Le chef autoritaire a besoin d’un ennemi. Mais le coronavirus est un ennemi invisible et insaisissable. Il est difficile à combattre si l’on se prive des avis indépendants des médecins et spécialistes, et de débats parlementaires et médiatiques. Même dans des régimes tyranniques, et en dépit de la diabolisation des ennemis intérieurs et extérieurs, ce sont bien les dirigeants qui sont tenus pour responsables de la mauvaise gestion du drame humanitaire. Si le pouvoir central n’apporte plus de protection à ses administrés, ces derniers se détournent de la forteresse administrative et cherchent des solidarités et des solutions à l’échelle locale, régionale, professionnelle.

La sécurité des personnes l’emporte sur la sécurité de l’État et de ceux qui le dirigent. Cette évidence s’impose désormais à une majorité d’habitants de Russie et de Biélorussie, comme ce fut le cas pour les Ukrainiens en 2004, puis en 2014. Aucun leader n’a gagné en respect et soutien chez lui s’il a dédaigné les besoins essentiels de sa population, s’il a réprimé au lieu de protéger. Les présidents chinois, turc, brésilien, russe, biélorusse, font face à une situation économique, sociale et politique dégradée, alors que la défiance de leurs administrés monte. Dans les pays soumis à des chefs obsédés de pouvoir personnel, la notion de « populisme » est décidément inadéquate. Il n’existe pas de « populistes populaires » prétendument soutenus par une société servile.

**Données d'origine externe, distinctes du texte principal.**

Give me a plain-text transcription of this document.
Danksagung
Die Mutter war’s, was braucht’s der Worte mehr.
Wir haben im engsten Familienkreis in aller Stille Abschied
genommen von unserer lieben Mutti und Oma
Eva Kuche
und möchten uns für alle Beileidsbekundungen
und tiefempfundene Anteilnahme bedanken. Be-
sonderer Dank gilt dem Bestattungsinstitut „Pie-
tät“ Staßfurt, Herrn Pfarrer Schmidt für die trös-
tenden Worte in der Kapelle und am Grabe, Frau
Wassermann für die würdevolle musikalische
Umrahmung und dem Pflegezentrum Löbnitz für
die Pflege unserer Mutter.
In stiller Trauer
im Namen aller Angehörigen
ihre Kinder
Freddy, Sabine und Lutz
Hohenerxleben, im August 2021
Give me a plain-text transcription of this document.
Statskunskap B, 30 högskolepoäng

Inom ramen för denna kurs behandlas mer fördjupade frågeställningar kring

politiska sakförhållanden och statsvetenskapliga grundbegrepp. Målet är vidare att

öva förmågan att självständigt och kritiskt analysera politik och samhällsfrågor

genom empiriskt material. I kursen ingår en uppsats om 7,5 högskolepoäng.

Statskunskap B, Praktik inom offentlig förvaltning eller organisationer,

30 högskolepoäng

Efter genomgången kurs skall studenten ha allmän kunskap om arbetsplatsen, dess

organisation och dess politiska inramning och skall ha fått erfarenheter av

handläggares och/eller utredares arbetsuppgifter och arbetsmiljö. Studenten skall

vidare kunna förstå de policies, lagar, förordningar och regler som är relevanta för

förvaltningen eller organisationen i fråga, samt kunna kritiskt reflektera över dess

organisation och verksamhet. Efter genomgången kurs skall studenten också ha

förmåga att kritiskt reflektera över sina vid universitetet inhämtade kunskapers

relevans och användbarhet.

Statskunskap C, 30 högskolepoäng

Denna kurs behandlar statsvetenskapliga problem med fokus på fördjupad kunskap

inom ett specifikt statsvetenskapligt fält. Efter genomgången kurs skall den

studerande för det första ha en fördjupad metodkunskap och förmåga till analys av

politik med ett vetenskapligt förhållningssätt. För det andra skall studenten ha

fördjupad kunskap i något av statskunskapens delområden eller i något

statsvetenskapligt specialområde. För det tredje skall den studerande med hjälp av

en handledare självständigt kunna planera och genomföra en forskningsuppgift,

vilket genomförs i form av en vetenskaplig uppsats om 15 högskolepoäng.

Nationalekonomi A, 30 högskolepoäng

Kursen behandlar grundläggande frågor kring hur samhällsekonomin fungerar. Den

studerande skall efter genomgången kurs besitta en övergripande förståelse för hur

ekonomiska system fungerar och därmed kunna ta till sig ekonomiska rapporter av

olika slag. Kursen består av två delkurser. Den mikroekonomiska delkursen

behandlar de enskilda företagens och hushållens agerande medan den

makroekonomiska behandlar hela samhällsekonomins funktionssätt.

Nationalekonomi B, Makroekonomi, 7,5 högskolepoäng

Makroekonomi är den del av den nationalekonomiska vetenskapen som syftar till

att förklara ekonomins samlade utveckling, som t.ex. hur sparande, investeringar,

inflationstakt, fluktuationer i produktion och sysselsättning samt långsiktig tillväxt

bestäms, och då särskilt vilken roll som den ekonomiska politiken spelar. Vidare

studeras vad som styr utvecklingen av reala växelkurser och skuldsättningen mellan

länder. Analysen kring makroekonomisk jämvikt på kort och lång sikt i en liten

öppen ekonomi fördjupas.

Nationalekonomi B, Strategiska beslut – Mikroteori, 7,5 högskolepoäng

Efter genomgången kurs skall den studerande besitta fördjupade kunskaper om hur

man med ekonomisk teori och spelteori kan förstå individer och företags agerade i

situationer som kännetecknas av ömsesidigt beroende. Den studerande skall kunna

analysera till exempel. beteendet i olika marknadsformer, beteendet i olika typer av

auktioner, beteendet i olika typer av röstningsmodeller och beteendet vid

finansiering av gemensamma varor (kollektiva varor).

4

Dans les régimes démocratiques, la force d’attraction des « populistes », avec la démagogie xénophobe brandie en idéologie mortifère, a buté sur le mur de la maladie, qui ne fait pas de quartier. Un ministre européen comme un migrant fuyant la Syrie ou la Libye peut succomber au coronavirus. La pandémie a bouleversé les certitudes et les méthodes des élites, et parfois réveillé des sociétés peu mobilisées. Et le plus souvent, la contestation n’est pas portée par un credo populiste, mais par une demande de transparence et d’efficacité.

[1Voir Marie Mendras et Jean-Charles Lallemand, « Russie : un vote fabriqué pour une Constitution naufragée », esprit.presse.fr, juillet 2020.

[2Voir Jean-Charles Lallemand, « Biélorussie : Loukachenko s’est offert cinq ans de plus Esprit, mai 2006.